For instance, the company announced a share repurchase program back in March after the Archegos drama. The $500 million program would repurchase Class A ordinary shares over two years. Although the management failed to state the particular aim of the program, anyone would guess that the company was mopping up the excess supply resulting from massive liquidations.
After Archegos collapsed, it became necessary for big banks like Goldman Sachs and Morgan Stanley to liquidate positions in several assets, including Vipshop. However, there are claims that the liquidation benefited from insider information, a matter that is a subject of a class-action lawsuit.
To make it worse, the massive sell-off of VIPS shares came on the heels of a broader exit from China stocks on the back of the regulatory crackdown. Interest in the stocks started to recover in October, but this does not extend to VIPS, as the chart above shows.
Moreover, Vipshop’s sales suffered immensely due to the pandemic-led macro-environment cool-down. The company built its business model around selling discount items (most of them being consumer discretionary), whose demand plummeted during the pandemic. Meanwhile, according to earnings reports from the two most recent quarters, the company failed to scale back substantially on marketing and sales expenses.

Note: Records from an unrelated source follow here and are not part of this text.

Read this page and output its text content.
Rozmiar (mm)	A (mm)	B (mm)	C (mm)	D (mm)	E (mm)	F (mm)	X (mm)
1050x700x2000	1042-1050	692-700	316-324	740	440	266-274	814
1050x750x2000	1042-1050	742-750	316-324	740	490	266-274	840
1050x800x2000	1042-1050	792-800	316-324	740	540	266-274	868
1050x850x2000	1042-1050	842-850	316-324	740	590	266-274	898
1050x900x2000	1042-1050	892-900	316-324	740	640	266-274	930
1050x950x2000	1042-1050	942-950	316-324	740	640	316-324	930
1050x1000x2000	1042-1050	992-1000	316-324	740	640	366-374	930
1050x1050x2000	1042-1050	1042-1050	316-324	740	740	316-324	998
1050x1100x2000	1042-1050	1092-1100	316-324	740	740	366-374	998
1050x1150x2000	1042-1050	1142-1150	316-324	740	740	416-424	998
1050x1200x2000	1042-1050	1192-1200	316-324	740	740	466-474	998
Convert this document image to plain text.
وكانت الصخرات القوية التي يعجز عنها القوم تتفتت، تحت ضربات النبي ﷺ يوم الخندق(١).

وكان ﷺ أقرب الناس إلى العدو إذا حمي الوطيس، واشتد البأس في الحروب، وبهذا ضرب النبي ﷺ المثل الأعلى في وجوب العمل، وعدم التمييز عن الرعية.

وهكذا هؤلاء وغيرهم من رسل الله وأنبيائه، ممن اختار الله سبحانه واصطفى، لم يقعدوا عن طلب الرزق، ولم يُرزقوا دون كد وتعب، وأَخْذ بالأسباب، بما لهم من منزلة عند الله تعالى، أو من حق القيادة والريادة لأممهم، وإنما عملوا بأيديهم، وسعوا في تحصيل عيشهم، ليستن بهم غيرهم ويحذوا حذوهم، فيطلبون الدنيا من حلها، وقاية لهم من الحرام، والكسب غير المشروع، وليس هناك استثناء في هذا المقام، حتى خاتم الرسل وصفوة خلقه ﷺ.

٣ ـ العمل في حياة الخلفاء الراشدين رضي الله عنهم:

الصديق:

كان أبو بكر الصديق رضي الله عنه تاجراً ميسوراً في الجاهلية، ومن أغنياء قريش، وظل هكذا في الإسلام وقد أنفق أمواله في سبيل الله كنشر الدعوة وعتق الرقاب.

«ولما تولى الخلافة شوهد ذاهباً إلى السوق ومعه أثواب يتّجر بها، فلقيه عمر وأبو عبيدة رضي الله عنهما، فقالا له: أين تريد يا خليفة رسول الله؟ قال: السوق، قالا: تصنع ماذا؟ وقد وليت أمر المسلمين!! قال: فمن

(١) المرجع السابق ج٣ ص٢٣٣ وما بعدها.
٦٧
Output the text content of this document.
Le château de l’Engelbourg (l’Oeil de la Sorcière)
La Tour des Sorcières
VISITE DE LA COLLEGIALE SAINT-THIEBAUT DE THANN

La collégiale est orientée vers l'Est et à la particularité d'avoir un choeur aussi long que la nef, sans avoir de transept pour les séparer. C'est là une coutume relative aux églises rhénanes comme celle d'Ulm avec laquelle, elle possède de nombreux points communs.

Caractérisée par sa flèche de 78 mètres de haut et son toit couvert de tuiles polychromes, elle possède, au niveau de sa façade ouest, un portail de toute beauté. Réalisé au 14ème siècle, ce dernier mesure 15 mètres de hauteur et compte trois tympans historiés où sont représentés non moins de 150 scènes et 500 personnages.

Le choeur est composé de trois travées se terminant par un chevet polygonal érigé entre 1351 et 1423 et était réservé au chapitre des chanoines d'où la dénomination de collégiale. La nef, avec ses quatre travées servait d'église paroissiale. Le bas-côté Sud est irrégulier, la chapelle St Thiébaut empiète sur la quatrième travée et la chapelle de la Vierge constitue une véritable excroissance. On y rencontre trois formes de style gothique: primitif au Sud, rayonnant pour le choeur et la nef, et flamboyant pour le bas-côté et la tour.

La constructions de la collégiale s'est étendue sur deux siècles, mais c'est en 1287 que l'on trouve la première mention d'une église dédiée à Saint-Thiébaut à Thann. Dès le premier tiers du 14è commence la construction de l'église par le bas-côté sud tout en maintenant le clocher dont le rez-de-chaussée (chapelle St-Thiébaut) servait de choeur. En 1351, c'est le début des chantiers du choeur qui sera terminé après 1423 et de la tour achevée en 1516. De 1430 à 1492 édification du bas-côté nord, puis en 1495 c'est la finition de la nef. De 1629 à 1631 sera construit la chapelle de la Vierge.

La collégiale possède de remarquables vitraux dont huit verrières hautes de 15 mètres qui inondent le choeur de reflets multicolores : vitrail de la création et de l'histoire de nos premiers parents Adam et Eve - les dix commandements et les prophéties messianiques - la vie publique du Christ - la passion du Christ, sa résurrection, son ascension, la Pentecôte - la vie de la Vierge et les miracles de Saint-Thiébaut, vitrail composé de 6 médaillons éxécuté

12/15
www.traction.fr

Thus, the company faces a situation where revenue opportunities are shrinking, but expenses are still high.
What are Wall Street expectations for the upcoming earnings release?
Wall Street expects Vipshop to post $0.24 per-share earnings when unveiling the earnings report on 18 November 2021. Interestingly, the EPS estimate for Q3 2021 is 27% lower than the reported EPS for Q2 2021 and 33% lower than the estimated EPS in the same quarter.
This tells you that the bearish sentiment on VIPS is growing predominant on Wall Street. However, it also communicates a need for confidence-building from Vipshop’s management, which should be urgent during the earnings release.
Vipshop is in a rough patch, and market sentiment is not helping. Without the business recovering soon, the company’s long-term prospects appear to be in jeopardy. Thus, the stock’s recovery hinges on the outcome of the Q3 report. Anything close to disappointing is likely to strengthen the bears.